Futbola sahip çıkılmalı
Sayın Aydınlar aslında çok doğru ve olması gereken bir açıklama yaptı. Ancak asıl önemli olanın bunu söylemek değil, samimi bir şekilde Türk futbolu adına sahip çıkılması olduğunu unutmamasıdır. Aydınlar sezon başından bu yana o kadar çok şeyi söyleyip sonra değiştirdi ki hepimizin kafası karıştı doğrusu. Burada ki tutumu ne olacak gerçekten merakla bekliyorum.
Ayrıca üzülerek izlediğim gündem içinde, olaylar öyle noktalara çekilmek isteniyor ki tam bir felaket. Hatta eğer çok yakında birileri çıkıp da "Bundan sonra şikeye de hiç ceza verilmesin, ne var ki bunda canım iki takım anlaşmış arasında nasıl olsa" derse hiç ama hiç şaşırmam.

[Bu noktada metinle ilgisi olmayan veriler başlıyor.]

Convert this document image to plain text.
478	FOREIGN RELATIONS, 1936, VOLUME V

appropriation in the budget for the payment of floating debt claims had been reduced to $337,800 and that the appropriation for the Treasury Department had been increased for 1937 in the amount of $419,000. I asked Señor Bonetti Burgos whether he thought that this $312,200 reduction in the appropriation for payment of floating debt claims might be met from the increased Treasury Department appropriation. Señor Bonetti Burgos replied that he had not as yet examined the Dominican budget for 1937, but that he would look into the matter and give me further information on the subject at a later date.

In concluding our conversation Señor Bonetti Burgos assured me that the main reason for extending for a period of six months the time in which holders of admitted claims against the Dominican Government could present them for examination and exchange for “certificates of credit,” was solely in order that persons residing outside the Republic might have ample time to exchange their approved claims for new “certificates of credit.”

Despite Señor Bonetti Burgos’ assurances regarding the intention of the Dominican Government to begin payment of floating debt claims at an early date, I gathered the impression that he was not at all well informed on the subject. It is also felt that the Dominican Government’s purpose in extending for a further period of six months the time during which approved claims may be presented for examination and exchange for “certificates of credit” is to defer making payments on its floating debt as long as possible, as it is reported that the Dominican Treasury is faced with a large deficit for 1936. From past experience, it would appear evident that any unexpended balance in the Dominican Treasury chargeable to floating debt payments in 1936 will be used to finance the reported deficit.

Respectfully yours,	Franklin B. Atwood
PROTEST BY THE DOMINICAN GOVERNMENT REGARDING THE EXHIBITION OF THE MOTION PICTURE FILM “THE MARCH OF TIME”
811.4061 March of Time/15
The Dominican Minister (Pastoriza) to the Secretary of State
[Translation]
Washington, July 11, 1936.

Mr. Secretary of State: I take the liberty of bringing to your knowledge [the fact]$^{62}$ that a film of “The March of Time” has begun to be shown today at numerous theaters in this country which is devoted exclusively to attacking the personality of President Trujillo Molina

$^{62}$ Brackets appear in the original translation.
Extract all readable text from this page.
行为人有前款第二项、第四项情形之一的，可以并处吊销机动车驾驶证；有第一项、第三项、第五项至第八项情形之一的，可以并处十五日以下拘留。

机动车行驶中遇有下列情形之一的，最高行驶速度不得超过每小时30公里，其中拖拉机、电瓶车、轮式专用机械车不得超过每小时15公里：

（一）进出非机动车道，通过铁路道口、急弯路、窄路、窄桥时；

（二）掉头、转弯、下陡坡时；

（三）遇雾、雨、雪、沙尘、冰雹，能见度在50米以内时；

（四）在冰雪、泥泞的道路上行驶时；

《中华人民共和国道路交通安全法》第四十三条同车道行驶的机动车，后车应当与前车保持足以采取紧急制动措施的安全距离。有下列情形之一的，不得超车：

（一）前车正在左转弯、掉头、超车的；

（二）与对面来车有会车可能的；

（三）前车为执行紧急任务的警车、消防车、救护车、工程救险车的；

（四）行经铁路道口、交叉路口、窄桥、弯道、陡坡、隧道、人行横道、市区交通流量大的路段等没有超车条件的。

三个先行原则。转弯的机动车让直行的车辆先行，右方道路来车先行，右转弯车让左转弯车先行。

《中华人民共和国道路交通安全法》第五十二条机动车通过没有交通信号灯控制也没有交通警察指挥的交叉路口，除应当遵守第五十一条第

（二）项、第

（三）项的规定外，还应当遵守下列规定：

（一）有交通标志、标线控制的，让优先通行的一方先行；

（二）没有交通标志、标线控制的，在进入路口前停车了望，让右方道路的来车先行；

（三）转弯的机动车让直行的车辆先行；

Yazık ki ne yazık! İçinde bulunduğumuz süreç maalesef adım adım çıkmaza doğru götürüyor futbolu. Evrensel değerler, emek, saygı ve etik hepsi masal olmuş! Bunun yanında futbolu bu duruma düşüren zihniyet hala körü körüne işler yapmaya ve eyyama ise olanca hızıyla devam ediyor. Eyyamın kelime anlamını herkes iyi bilir. Menfaatini kollayan demektir. 0 kadar çok var ki böylelerinden hangi birini söylesem. Futbolun menfaatini kollayanı görene ise aşk olsun!

Haberin Devamı

Son hafta başarılıydılar

Ligin ilk yarısının son haftasını hakemler başarıyla kapattılar. Bunda maçların kolay geçmesi de önemli bir etkendi. Ancak ilk yarının genelinde bir çok müsabakada maçın önüne geçen kötü hakem yönetimleri vardı. Bu hafta hakem yönetimlerinin başarılı olması hakem camiasının devre arasına daha yüksek moralle girmesini de sağlamış oldu.

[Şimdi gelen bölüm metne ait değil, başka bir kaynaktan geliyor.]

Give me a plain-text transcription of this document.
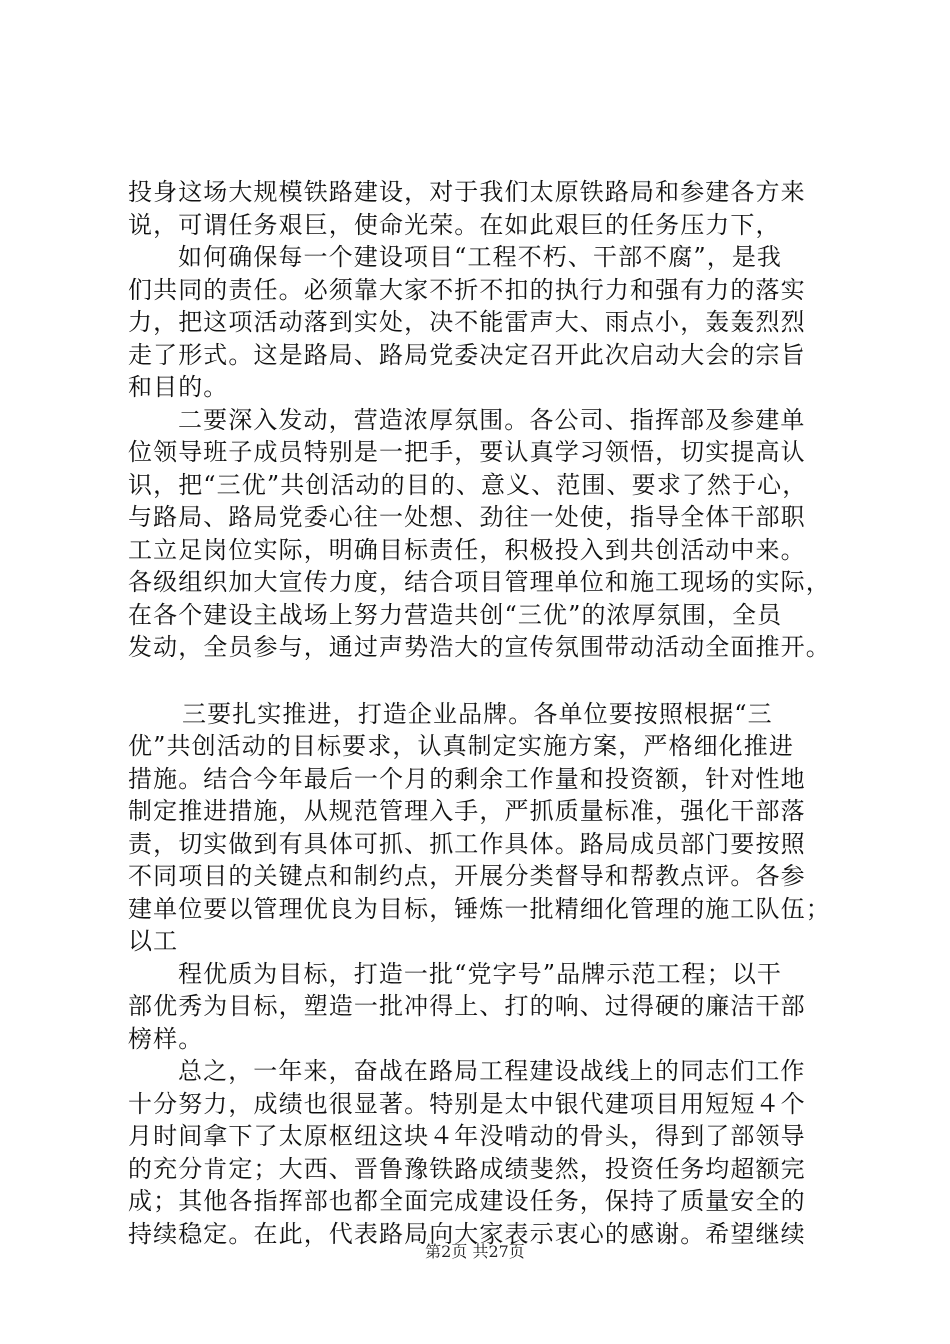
投身这场大规模铁路建设，对于我们太原铁路局和参建各方来
说，可谓任务艰巨，使命光荣。在如此艰巨的任务压力下，
如何确保每一个建设项目“工程不朽、干部不腐”，是我
们共同的责任。必须靠大家不折不扣的执行力和强有力的落实
力，把这项活动落到实处，决不能雷声大、雨点小，轰轰烈烈
走了形式。这是路局、路局党委决定召开此次启动大会的宗旨
和目的。
二要深入发动，营造浓厚氛围。各公司、指挥部及参建单
位领导班子成员特别是一把手，要认真学习领悟，切实提高认
识，把“三优”共创活动的目的、意义、范围、要求了然于心，
与路局、路局党委心往一处想、劲往一处使，指导全体干部职
工立足岗位实际，明确目标责任，积极投入到共创活动中来。
各级组织加大宣传力度，结合项目管理单位和施工现场的实际，
在各个建设主战场上努力营造共创“三优”的浓厚氛围，全员
发动，全员参与，通过声势浩大的宣传氛围带动活动全面推开。
三要扎实推进，打造企业品牌。各单位要按照根据“三
优”共创活动的目标要求，认真制定实施方案，严格细化推进
措施。结合今年最后一个月的剩余工作量和投资额，针对性地
制定推进措施，从规范管理入手，严抓质量标准，强化干部落
责，切实做到有具体可抓、抓工作具体。路局成员部门要按照
不同项目的关键点和制约点，开展分类督导和帮教点评。各参
建单位要以管理优良为目标，锤炼一批精细化管理的施工队伍；
以工
程优质为目标，打造一批“党字号”品牌示范工程；以干
部优秀为目标，塑造一批冲得上、打的响、过得硬的廉洁干部
榜样。
总之，一年来，奋战在路局工程建设战线上的同志们工作
十分努力，成绩也很显著。特别是太中银代建项目用短短４个
月时间拿下了太原枢纽这块４年没啃动的骨头，得到了部领导
的充分肯定；大西、晋鲁豫铁路成绩斐然，投资任务均超额完
成；其他各指挥部也都全面完成建设任务，保持了质量安全的
持续稳定。在此，代表路局向大家表示衷心的感谢。希望继续
第2页 共27页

Yardımcı hakemler açısından iyi bir hafta geçtiğini söyleyemeyiz. Bazı yardımcılar ben hata yapsam da nasıl olsa ağabeylerim bana maç verir mantığıyla hareket ediyor ve hata üstüne hatalar yapıyor. Bu çok yanlış bir düşünce ama bu duruma getiren de MHK’nin ta kendisi. Yardımcı hakem atamalarına dikkat etmek lazım. Öyle bir yerde hata yaparlar ve ligin altı üstüne getirirler ki kimse anlayamaz ne olduğunu.
Yunus Yıldırım çok tecrübeli bir hakem. Bana göre MHK ligin ilk yarısında ondan yeterince faydalanamadı. Kabul ediyorum kötü maçları da oldu. Ancak deneyimiyle her zaman bu ligin yükünü çekecek kapasitede bir hakem. En önemlisi de kafasında başka hesaplar yok ve gördüğünü çalıyor. Antalyaspor - Fenerbahçe maçını iyi idare etti. Maçtaki en önemli hatası maçı bitiriş şekliydi.

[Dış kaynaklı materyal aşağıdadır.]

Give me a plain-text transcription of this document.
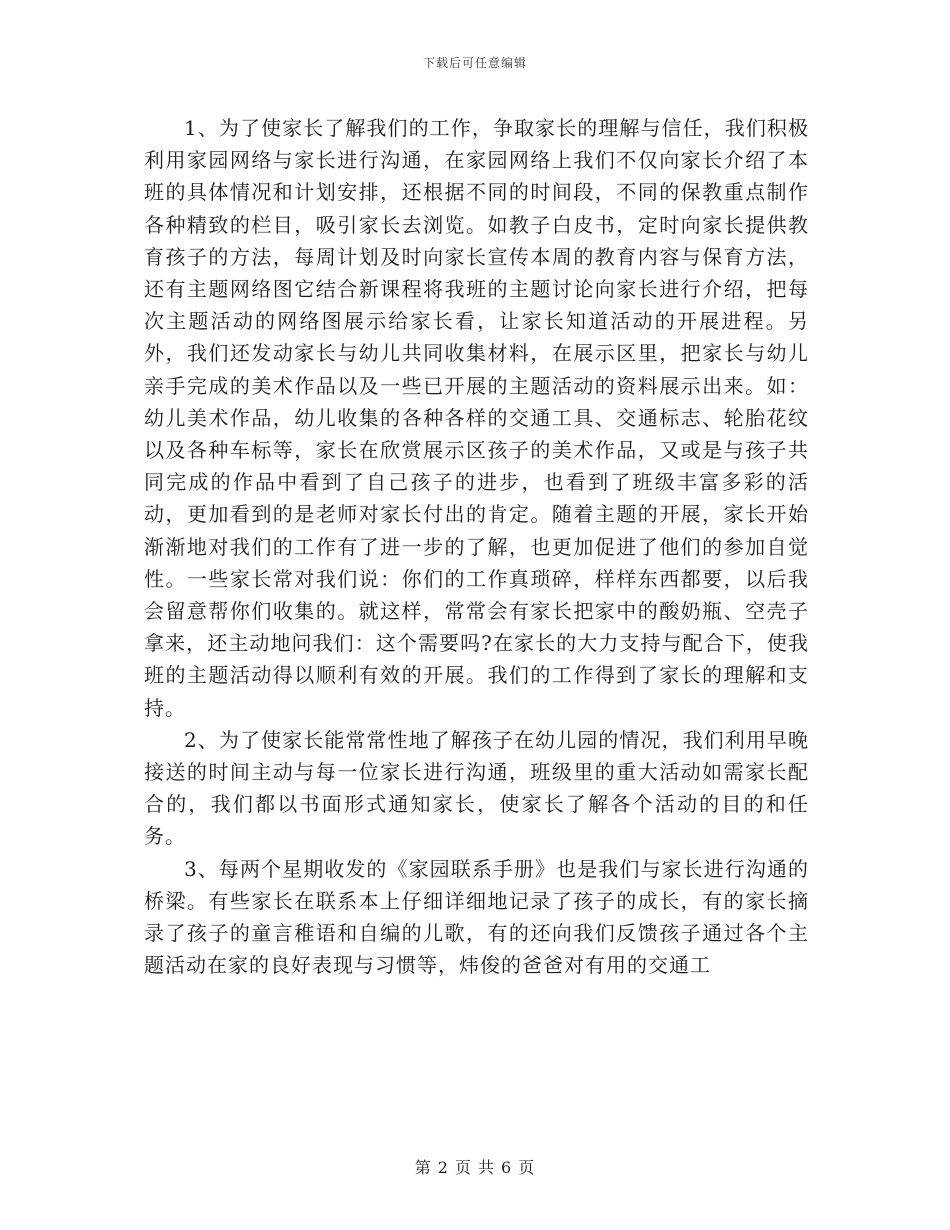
下载后可任意编辑

1、为了使家长了解我们的工作，争取家长的理解与信任，我们积极利用家园网络与家长进行沟通，在家园网络上我们不仅向家长介绍了本班的具体情况和计划安排，还根据不同的时间段，不同的保教重点制作各种精致的栏目，吸引家长去浏览。如教子白皮书，定时向家长提供教育孩子的方法，每周计划及时向家长宣传本周的教育内容与保育方法，还有主题网络图它结合新课程将我班的主题讨论向家长进行介绍，把每次主题活动的网络图展示给家长看，让家长知道活动的开展进程。另外，我们还发动家长与幼儿共同收集材料，在展示区里，把家长与幼儿亲手完成的美术作品以及一些已开展的主题活动的资料展示出来。如：幼儿美术作品，幼儿收集的各种各样的交通工具、交通标志、轮胎花纹以及各种车标等，家长在欣赏展示区孩子的美术作品，又或是与孩子共同完成的作品中看到了自己孩子的进步，也看到了班级丰富多彩的活动，更加看到的是老师对家长付出的肯定。随着主题的开展，家长开始渐渐地对我们的工作有了进一步的了解，也更加促进了他们的参加自觉性。一些家长常对我们说：你们的工作真琐碎，样样东西都要，以后我会留意帮你们收集的。就这样，常常会有家长把家中的酸奶瓶、空壳子拿来，还主动地问我们：这个需要吗?在家长的大力支持与配合下，使我班的主题活动得以顺利有效的开展。我们的工作得到了家长的理解和支持。

2、为了使家长能常常性地了解孩子在幼儿园的情况，我们利用早晚接送的时间主动与每一位家长进行沟通，班级里的重大活动如需家长配合的，我们都以书面形式通知家长，使家长了解各个活动的目的和任务。

3、每两个星期收发的《家园联系手册》也是我们与家长进行沟通的桥梁。有些家长在联系本上仔细详细地记录了孩子的成长，有的家长摘录了孩子的童言稚语和自编的儿歌，有的还向我们反馈孩子通过各个主题活动在家的良好表现与习惯等，炜俊的爸爸对有用的交通工

第 2 页 共 6 页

Özgür Yankaya gördüğünü çalarak, eyyamdan uzak ve kendinden emin maçlar yönetiyor. Galatasaray-Manisaspor maçında genel olarak oyunu iyi kontrol etti. Ancak Yiğit İncedemir’i yanlış bir kartla ihraç etmesi onun kalitesinde bir hakeme yakışmadı. Oysa ki o pozisyonda sadece bir faul vardı.
Kamil Abitoğlu’nun Trabzonspor-Orduspor maçında verdiği penaltı kararı yerindeydi. Ancak faul tespitlerinde önemli hatalar yaptı. Eğer bunlara devam edrse bundan sonra yöneteceği maçlarda başına iş alabilir.
Barış Şimşek İnönü’de oynanan Beşiktaş-Karabükspor maçını zorlanmadan başarılı bir şekilde yönetti. En önemli artısı sakin ve soğukkanlı oluşuydu. Yardımcılarıyla da uyum içindeydi.